Heute ist Geld für ihn ein reines Tauschmittel, das eine unglaubliche Gewalt hat, denn: “Hast du Geld, darfst du partizipieren, hast du kein Geld, eben nicht.“ Er möchte Geld anders nutzen und teilt sich mit mehreren Menschen ein Konto. “Da geht rein, was rein geht und runter, was runter geht.“ Tobi Rosswog sieht es als Privileg, in dieser Gesellschaft durch das, was er machen darf, Zugang zu Geld zu haben.
„Geldfreier zu werden, bedeutet, unabhängiger von Lohnarbeit zu werden, bedeutet mehr freie Zeit zu haben und wenn ich die hab, kann ich endlich gucken: Was ist wirklich mein Talent?
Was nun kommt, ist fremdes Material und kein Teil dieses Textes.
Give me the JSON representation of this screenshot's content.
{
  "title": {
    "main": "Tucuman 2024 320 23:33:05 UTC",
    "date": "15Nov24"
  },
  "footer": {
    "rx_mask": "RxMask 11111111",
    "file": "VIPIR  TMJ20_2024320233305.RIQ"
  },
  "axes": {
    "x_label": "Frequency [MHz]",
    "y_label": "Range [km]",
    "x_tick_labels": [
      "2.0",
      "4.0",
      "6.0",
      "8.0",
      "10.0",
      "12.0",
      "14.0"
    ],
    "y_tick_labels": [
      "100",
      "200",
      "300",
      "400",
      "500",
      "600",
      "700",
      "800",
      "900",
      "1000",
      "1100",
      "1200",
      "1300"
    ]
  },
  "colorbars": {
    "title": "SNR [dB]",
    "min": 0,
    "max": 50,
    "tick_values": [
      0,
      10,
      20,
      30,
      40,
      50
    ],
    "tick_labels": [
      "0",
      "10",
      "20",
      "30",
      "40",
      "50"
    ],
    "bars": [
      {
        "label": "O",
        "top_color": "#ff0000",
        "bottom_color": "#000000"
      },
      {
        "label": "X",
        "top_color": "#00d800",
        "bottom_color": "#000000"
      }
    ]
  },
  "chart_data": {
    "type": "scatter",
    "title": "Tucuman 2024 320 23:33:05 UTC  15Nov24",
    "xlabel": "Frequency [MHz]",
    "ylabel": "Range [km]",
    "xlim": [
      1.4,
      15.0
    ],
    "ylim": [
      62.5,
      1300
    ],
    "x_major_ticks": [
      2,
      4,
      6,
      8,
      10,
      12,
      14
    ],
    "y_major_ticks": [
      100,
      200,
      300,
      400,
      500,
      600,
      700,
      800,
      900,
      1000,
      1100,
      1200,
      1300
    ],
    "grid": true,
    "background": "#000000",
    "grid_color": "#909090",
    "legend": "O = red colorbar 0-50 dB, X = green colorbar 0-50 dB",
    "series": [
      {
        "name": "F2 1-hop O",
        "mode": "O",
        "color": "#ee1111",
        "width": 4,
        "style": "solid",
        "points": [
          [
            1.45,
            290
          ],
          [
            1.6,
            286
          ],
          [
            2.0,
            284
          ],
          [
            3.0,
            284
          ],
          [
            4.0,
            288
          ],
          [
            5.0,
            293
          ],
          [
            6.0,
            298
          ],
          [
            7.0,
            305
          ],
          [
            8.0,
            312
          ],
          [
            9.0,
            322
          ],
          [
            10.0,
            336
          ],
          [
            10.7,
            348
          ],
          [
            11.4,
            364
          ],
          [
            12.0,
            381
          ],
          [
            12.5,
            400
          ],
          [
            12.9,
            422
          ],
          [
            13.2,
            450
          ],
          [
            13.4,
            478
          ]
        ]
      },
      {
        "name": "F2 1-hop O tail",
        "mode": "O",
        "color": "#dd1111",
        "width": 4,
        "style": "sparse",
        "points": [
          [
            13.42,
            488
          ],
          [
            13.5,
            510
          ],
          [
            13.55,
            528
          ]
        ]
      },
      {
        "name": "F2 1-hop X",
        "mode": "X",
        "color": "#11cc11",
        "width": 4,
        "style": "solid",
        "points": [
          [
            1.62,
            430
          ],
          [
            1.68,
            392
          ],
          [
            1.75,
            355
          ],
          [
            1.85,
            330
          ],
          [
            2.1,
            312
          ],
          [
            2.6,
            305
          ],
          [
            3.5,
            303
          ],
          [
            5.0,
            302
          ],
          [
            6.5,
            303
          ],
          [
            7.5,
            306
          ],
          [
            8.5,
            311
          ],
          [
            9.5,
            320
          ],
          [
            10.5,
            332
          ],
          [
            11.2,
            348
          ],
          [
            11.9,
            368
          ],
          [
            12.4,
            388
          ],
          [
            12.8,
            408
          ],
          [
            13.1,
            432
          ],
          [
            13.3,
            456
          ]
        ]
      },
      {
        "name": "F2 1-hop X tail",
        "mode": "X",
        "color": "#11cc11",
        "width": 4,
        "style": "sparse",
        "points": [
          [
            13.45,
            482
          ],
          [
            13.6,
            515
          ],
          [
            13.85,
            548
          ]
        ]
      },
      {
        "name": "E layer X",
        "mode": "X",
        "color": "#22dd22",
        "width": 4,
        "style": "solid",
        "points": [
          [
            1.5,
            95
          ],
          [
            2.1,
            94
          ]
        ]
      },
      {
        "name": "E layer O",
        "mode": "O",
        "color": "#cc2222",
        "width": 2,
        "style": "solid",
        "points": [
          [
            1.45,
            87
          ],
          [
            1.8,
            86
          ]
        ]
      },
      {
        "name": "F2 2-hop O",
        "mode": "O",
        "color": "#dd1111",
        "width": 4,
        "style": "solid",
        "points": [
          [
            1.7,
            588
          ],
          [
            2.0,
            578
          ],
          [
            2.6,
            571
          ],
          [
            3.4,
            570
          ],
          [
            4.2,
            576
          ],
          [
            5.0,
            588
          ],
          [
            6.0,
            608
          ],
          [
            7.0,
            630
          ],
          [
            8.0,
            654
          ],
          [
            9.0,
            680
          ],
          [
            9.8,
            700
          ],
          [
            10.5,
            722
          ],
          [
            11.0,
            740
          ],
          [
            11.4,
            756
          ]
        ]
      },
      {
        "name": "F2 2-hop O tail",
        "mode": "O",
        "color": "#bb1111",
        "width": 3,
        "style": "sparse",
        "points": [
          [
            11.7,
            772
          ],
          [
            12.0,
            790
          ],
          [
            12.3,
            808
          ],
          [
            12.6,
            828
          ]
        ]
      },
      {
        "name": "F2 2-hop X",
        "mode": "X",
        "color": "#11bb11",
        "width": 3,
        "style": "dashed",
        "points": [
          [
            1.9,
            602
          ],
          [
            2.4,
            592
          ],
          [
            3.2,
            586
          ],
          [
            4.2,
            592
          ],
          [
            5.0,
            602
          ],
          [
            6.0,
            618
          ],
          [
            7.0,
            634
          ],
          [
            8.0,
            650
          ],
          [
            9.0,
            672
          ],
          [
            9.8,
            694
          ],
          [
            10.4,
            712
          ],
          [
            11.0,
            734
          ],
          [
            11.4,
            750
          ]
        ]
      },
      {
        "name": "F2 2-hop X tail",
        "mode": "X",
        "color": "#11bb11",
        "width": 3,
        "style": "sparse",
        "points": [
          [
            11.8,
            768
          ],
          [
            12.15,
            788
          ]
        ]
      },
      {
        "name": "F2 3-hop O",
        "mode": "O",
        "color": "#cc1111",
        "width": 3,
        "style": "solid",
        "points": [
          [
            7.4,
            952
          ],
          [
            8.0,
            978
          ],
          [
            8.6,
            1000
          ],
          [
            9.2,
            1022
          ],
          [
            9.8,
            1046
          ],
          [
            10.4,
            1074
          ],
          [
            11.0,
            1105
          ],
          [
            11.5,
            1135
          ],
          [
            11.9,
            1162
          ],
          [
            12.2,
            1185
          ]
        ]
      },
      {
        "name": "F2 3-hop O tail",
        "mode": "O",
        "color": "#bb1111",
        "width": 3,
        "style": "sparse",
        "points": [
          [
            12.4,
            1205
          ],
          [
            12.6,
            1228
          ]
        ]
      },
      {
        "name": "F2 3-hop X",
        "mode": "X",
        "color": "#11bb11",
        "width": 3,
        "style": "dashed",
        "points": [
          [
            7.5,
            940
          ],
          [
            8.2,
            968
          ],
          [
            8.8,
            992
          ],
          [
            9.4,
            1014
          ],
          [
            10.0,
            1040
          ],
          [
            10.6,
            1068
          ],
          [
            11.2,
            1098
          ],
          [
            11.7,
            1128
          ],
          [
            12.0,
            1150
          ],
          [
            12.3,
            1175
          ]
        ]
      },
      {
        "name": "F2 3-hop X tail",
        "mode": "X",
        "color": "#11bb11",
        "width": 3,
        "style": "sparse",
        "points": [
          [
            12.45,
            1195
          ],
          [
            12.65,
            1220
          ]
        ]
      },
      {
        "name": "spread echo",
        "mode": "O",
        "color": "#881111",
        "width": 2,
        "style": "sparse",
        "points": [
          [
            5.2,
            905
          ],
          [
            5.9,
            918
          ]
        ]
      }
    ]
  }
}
Was ist wirklich meine Berufung? Was ist wirklich mein Potenzial?“
Tobi Rosswog
Inzwischen lebt er „in der Höhle des Löwen“, in der „Verkehrswendestadt“ Wolfsburg. Ausgerechnet 1,7 Kilometer von der größten Autofabrik Europas entfernt organisierte er die Kampagne VW steht für Verkehrswende.
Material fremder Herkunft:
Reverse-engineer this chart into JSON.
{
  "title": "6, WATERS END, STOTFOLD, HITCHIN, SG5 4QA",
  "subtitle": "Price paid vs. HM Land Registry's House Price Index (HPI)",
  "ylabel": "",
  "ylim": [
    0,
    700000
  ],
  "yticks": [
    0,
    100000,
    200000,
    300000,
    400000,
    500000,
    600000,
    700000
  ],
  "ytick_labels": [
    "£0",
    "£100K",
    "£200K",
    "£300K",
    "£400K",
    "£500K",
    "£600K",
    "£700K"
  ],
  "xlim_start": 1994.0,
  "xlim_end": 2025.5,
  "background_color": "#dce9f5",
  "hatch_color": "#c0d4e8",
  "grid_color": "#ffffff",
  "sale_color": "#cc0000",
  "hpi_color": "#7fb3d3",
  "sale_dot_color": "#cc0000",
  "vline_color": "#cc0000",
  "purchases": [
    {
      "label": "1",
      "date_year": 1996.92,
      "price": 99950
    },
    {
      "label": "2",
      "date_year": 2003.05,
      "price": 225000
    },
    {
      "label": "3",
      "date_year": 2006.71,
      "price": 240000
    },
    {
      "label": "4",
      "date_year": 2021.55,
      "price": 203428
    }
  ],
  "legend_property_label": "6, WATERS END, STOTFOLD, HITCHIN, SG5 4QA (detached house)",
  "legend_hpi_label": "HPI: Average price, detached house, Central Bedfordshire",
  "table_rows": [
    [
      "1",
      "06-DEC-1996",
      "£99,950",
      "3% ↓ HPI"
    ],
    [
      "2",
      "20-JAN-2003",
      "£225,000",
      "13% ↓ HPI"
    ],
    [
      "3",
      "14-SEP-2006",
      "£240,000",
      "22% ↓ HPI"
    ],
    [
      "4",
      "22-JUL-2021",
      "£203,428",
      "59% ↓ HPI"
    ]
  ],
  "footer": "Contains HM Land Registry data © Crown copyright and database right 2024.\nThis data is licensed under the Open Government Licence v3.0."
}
„Besitz statt Eigentum und Beitragen statt Tauschen“
Für Tobi Rosswog lebt eine utopische Gesellschaft in einer Welt nach Bedürfnissen und Fähigkeiten, in der Eigentum infrage gestellt wird. In der nicht einige Wenige darüber verfügen können, was, wie und wo produziert wird und am Ende auch konsumiert werden kann. In der die Menschen „tätig sind zwischen Lust und Notwendigkeit”, wissen, wofür sie etwas tun und merken, dass sie mit ihrer Tätigkeit ein konkretes Bedürfnis stillen. „Da mache ich auch Dinge, worauf ich keinen Bock habe, aber ich sehe die Notwendigkeit.“ Wenn wir als Gesellschaft in Kooperation statt in Konkurrenz leben, haben wir laut Tobi Rosswog „Fülle für alle“.
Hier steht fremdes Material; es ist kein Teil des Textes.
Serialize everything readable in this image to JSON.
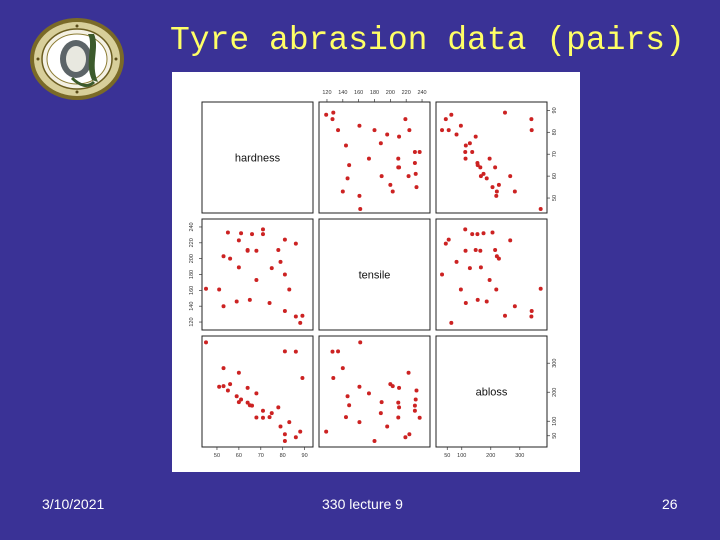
{
  "slide": {
    "title": "Tyre abrasion data (pairs)",
    "footer_date": "3/10/2021",
    "footer_center": "330 lecture 9",
    "footer_page": "26",
    "background_color": "#3a3296",
    "title_color": "#ffff66",
    "logo_icon": "university-crest-icon"
  },
  "chart_data": {
    "type": "scatter",
    "variables": [
      "hardness",
      "tensile",
      "abloss"
    ],
    "point_color": "#cc2222",
    "grid": false,
    "axes": {
      "hardness": {
        "ticks": [
          "50",
          "60",
          "70",
          "80",
          "90"
        ],
        "range": [
          45,
          92
        ]
      },
      "tensile": {
        "ticks": [
          "120",
          "140",
          "160",
          "180",
          "200",
          "220",
          "240"
        ],
        "range": [
          115,
          245
        ]
      },
      "abloss": {
        "ticks": [
          "50",
          "100",
          "200",
          "300"
        ],
        "range": [
          25,
          380
        ]
      }
    },
    "hardness": [
      45,
      55,
      61,
      66,
      71,
      71,
      81,
      86,
      53,
      60,
      64,
      68,
      79,
      81,
      56,
      68,
      75,
      83,
      88,
      89,
      51,
      59,
      65,
      74,
      81,
      86,
      53,
      60,
      64,
      78
    ],
    "tensile": [
      162,
      233,
      232,
      231,
      231,
      237,
      224,
      219,
      203,
      189,
      210,
      210,
      196,
      180,
      200,
      173,
      188,
      161,
      119,
      128,
      161,
      146,
      148,
      144,
      134,
      127,
      140,
      223,
      211,
      211
    ],
    "abloss": [
      372,
      206,
      175,
      154,
      136,
      112,
      55,
      45,
      221,
      166,
      164,
      113,
      82,
      32,
      228,
      196,
      128,
      97,
      64,
      249,
      219,
      186,
      155,
      114,
      341,
      340,
      283,
      267,
      215,
      148
    ]
  }
}
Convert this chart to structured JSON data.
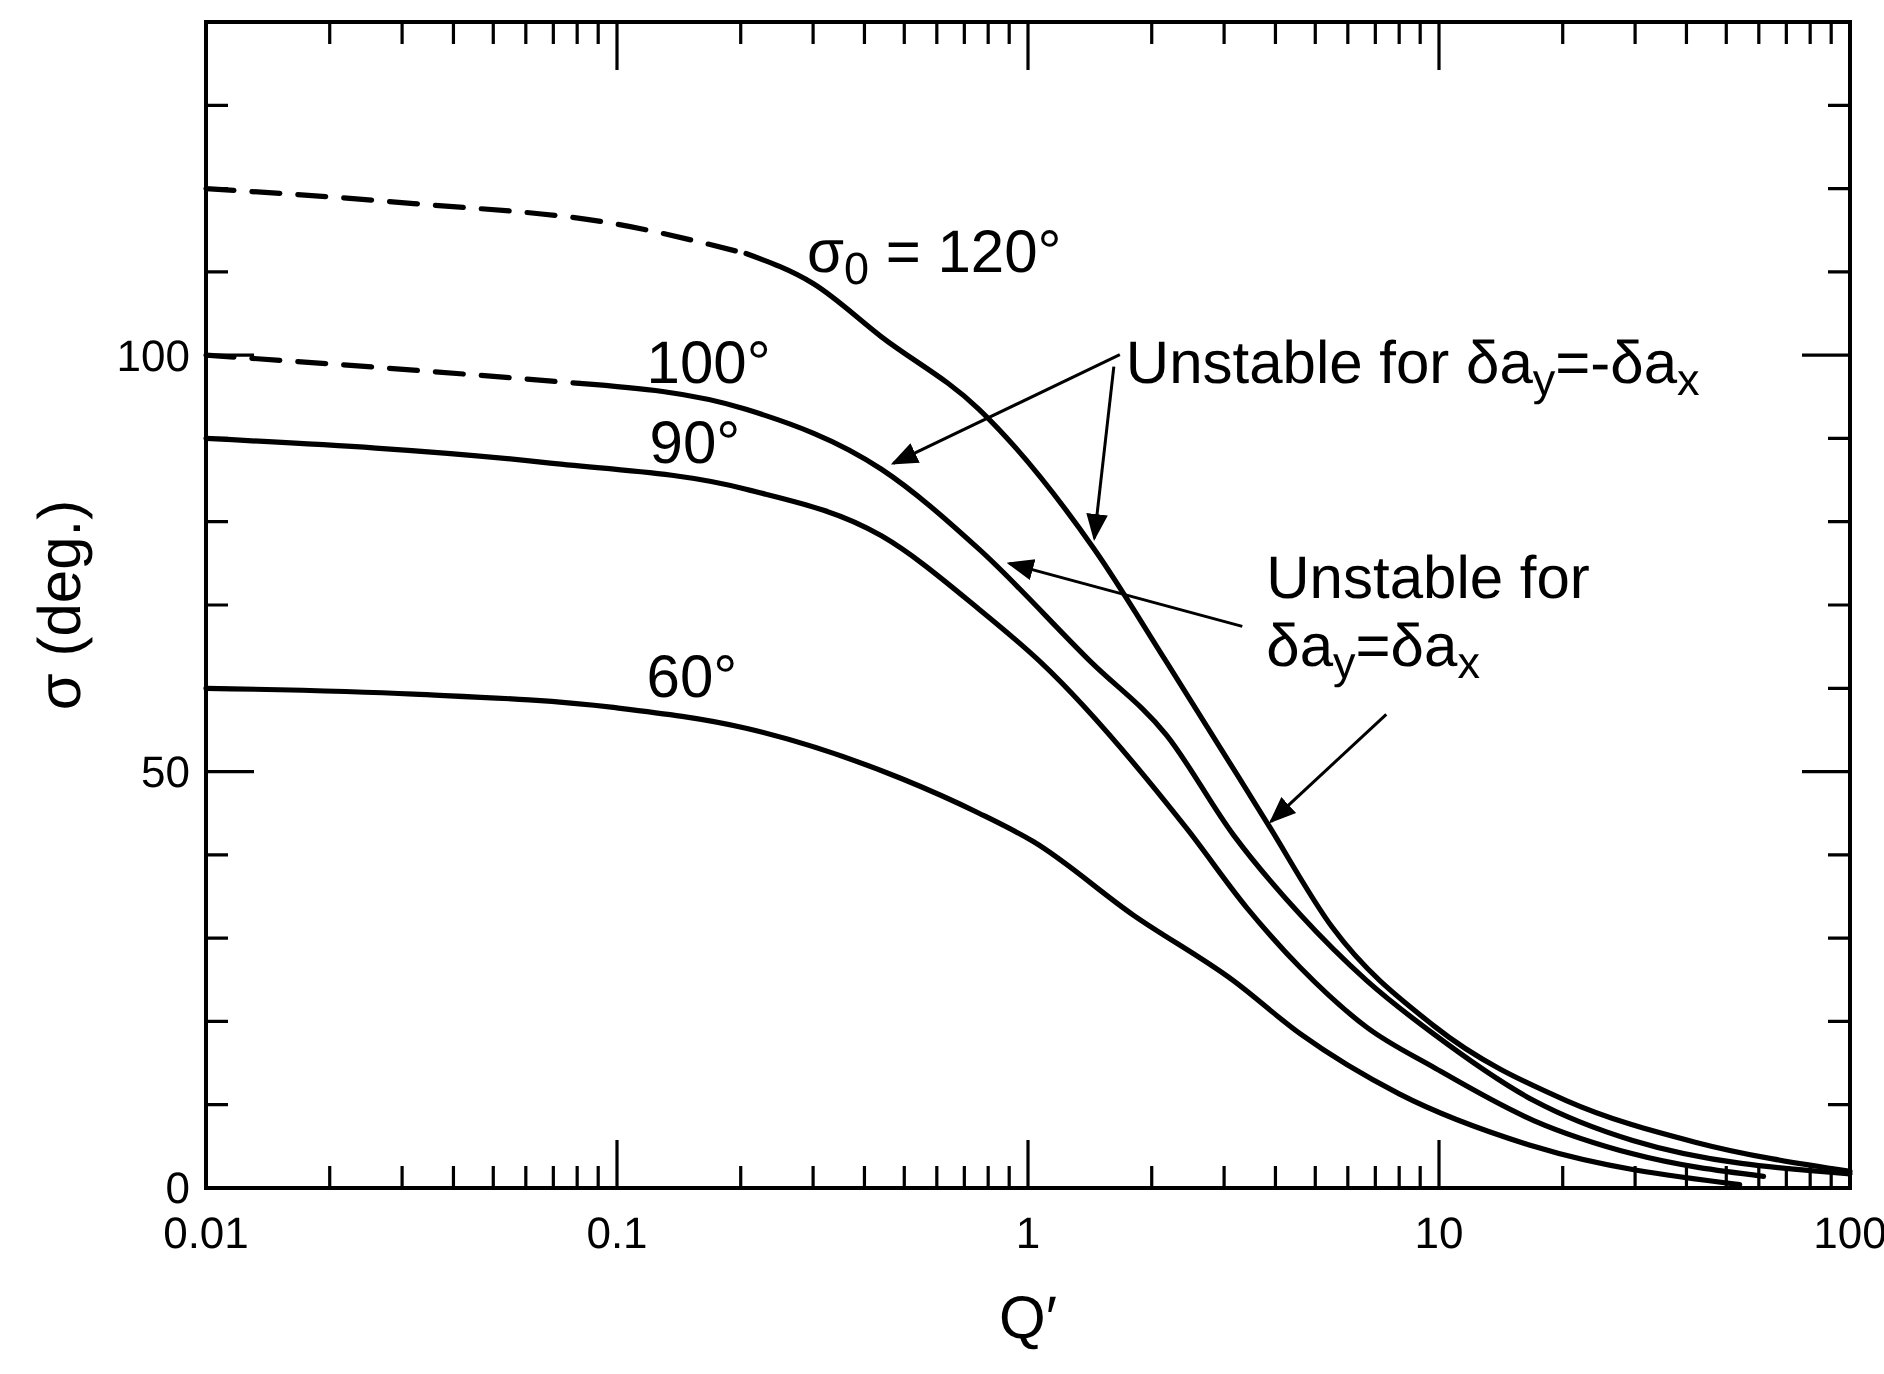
{
  "chart_data": {
    "type": "line",
    "xlabel": "Q′",
    "ylabel": "σ (deg.)",
    "log": "x",
    "grid": false,
    "xlim": [
      0.01,
      100
    ],
    "ylim": [
      0,
      140
    ],
    "xticks": [
      0.01,
      {
        "value": 0.02,
        "label": null
      },
      {
        "value": 0.03,
        "label": null
      },
      {
        "value": 0.04,
        "label": null
      },
      {
        "value": 0.05,
        "label": null
      },
      {
        "value": 0.06,
        "label": null
      },
      {
        "value": 0.07,
        "label": null
      },
      {
        "value": 0.08,
        "label": null
      },
      {
        "value": 0.09,
        "label": null
      },
      0.1,
      {
        "value": 0.2,
        "label": null
      },
      {
        "value": 0.3,
        "label": null
      },
      {
        "value": 0.4,
        "label": null
      },
      {
        "value": 0.5,
        "label": null
      },
      {
        "value": 0.6,
        "label": null
      },
      {
        "value": 0.7,
        "label": null
      },
      {
        "value": 0.8,
        "label": null
      },
      {
        "value": 0.9,
        "label": null
      },
      1,
      {
        "value": 2,
        "label": null
      },
      {
        "value": 3,
        "label": null
      },
      {
        "value": 4,
        "label": null
      },
      {
        "value": 5,
        "label": null
      },
      {
        "value": 6,
        "label": null
      },
      {
        "value": 7,
        "label": null
      },
      {
        "value": 8,
        "label": null
      },
      {
        "value": 9,
        "label": null
      },
      10,
      {
        "value": 20,
        "label": null
      },
      {
        "value": 30,
        "label": null
      },
      {
        "value": 40,
        "label": null
      },
      {
        "value": 50,
        "label": null
      },
      {
        "value": 60,
        "label": null
      },
      {
        "value": 70,
        "label": null
      },
      {
        "value": 80,
        "label": null
      },
      {
        "value": 90,
        "label": null
      },
      100
    ],
    "yticks": [
      0,
      {
        "value": 10,
        "label": null
      },
      {
        "value": 20,
        "label": null
      },
      {
        "value": 30,
        "label": null
      },
      {
        "value": 40,
        "label": null
      },
      50,
      {
        "value": 60,
        "label": null
      },
      {
        "value": 70,
        "label": null
      },
      {
        "value": 80,
        "label": null
      },
      {
        "value": 90,
        "label": null
      },
      100,
      {
        "value": 110,
        "label": null
      },
      {
        "value": 120,
        "label": null
      },
      {
        "value": 130,
        "label": null
      },
      {
        "value": 140,
        "label": null
      }
    ],
    "series": [
      {
        "color": "#000000",
        "line_style": "dashed",
        "x": [
          0.01,
          0.032,
          0.098,
          0.206
        ],
        "values": [
          120,
          118.2,
          115.8,
          112.2
        ]
      },
      {
        "color": "#000000",
        "line_style": "solid",
        "x": [
          0.206,
          0.3,
          0.44,
          0.76,
          1.45,
          2.17,
          3.8,
          5.5,
          9.7,
          20.4,
          42,
          100
        ],
        "values": [
          112.2,
          108.6,
          102.2,
          93.5,
          76.7,
          63.2,
          44,
          31.3,
          19.5,
          10.5,
          5.5,
          2
        ]
      },
      {
        "color": "#000000",
        "line_style": "dashed",
        "x": [
          0.01,
          0.032,
          0.081
        ],
        "values": [
          100,
          98.2,
          96.6
        ]
      },
      {
        "color": "#000000",
        "line_style": "solid",
        "x": [
          0.081,
          0.206,
          0.44,
          0.76,
          1.42,
          2.17,
          3.16,
          4.6,
          6.67,
          9.7,
          17,
          29.6,
          100
        ],
        "values": [
          96.6,
          93.5,
          86.3,
          76.7,
          63.2,
          54.4,
          42.4,
          32.8,
          24.9,
          18.5,
          10.5,
          5.7,
          1.7
        ]
      },
      {
        "color": "#000000",
        "line_style": "solid",
        "x": [
          0.01,
          0.067,
          0.206,
          0.44,
          0.76,
          1.07,
          2.43,
          3.4,
          4.59,
          6.67,
          9.7,
          17,
          29.6,
          61.6
        ],
        "values": [
          90,
          87.1,
          83.9,
          78.3,
          69.5,
          63.2,
          43.2,
          33.7,
          26.5,
          19.3,
          14.5,
          8.1,
          4.1,
          1.4
        ]
      },
      {
        "color": "#000000",
        "line_style": "solid",
        "x": [
          0.01,
          0.032,
          0.098,
          0.206,
          0.49,
          0.76,
          1.03,
          1.8,
          3.16,
          4.6,
          8,
          17,
          53.9
        ],
        "values": [
          60,
          59.3,
          57.7,
          55.2,
          49.2,
          45,
          41.6,
          32.8,
          24.9,
          18.5,
          11.3,
          5.0,
          0.4
        ]
      }
    ],
    "annotations": [
      "σ$_{0}$ = 120°",
      "100°",
      "90°",
      "60°",
      {
        "text": "Unstable for δa$_{y}$=-δa$_{x}$",
        "x": 0.47,
        "y": 87
      },
      {
        "text": "Unstable for\nδa$_{y}$=δa$_{x}$",
        "x": 0.9,
        "y": 75
      }
    ]
  }
}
„Wir haben uns umeinander zu kümmern, füreinander da zu sein, wir haben eben Care-Tätigkeiten als die Grundlage unserer Gesellschaft, viel höher zu sehen als irgendwelche karrieristischen Lohnarbeitsverhältnisse, wo ich dann in den meisten Fällen sogar destruktiv Dinge produziere, die kein Mensch braucht oder schnell kaputtgehen.“
„Ich glaube, die Frage, die können wir uns immer wieder alle selber stellen: Wer wollen wir sein, was wollen wir tun? Was, glauben wir, ist sinnvoll?“
Tobi Rosswog
„Minimalismus musst du dir auch leisten können“
Inzwischen wird die Kritik, dass Minimalismus zum Trend der privilegierten Menschen oder auch der superreichen Menschen verkommen ist und nichts mehr mit echtem Verzicht zu tun hat, immer lauter. Tobi Rosswog sagt dazu ganz klar: „Minimalismus musst du dir auch leisten können.“ Also, im Notfall Zugriff auf ein volles Portemonnaie zu haben, mit dem einem die Welt offen steht. Gleichzeitig bedeutet Minimalismus für ihn kein Verzicht, sondern eine Bereicherung: „Mir wird da gar nichts genommen, sondern richtig viel gegeben.“ In einer kooperativen Gesellschaft ist laut ihm eine unglaubliche Fülle an Talenten und Dingen da. „Mangel ist ein kapitalistisches Konstrukt.“
Tobi Rosswog appelliert dafür, im eigenen Leben Schritt für Schritt einen anderen Umgang mit Geld zu schaffen und die Logik „das ist mein Geld, das ist dein Geld“ ein wenig aufzubrechen. Beispielsweise damit, einen Teil des eigenen Geldes in eine gemeinsame Kasse mit Freund:innen oder anderen vertrauten Menschen zu stecken. So könnten wir erste Erfahrungen damit sammeln und das Glück teilen, das Privileg Geld zu haben. „Lasst uns das teilen, auf unterschiedlichste Weise.”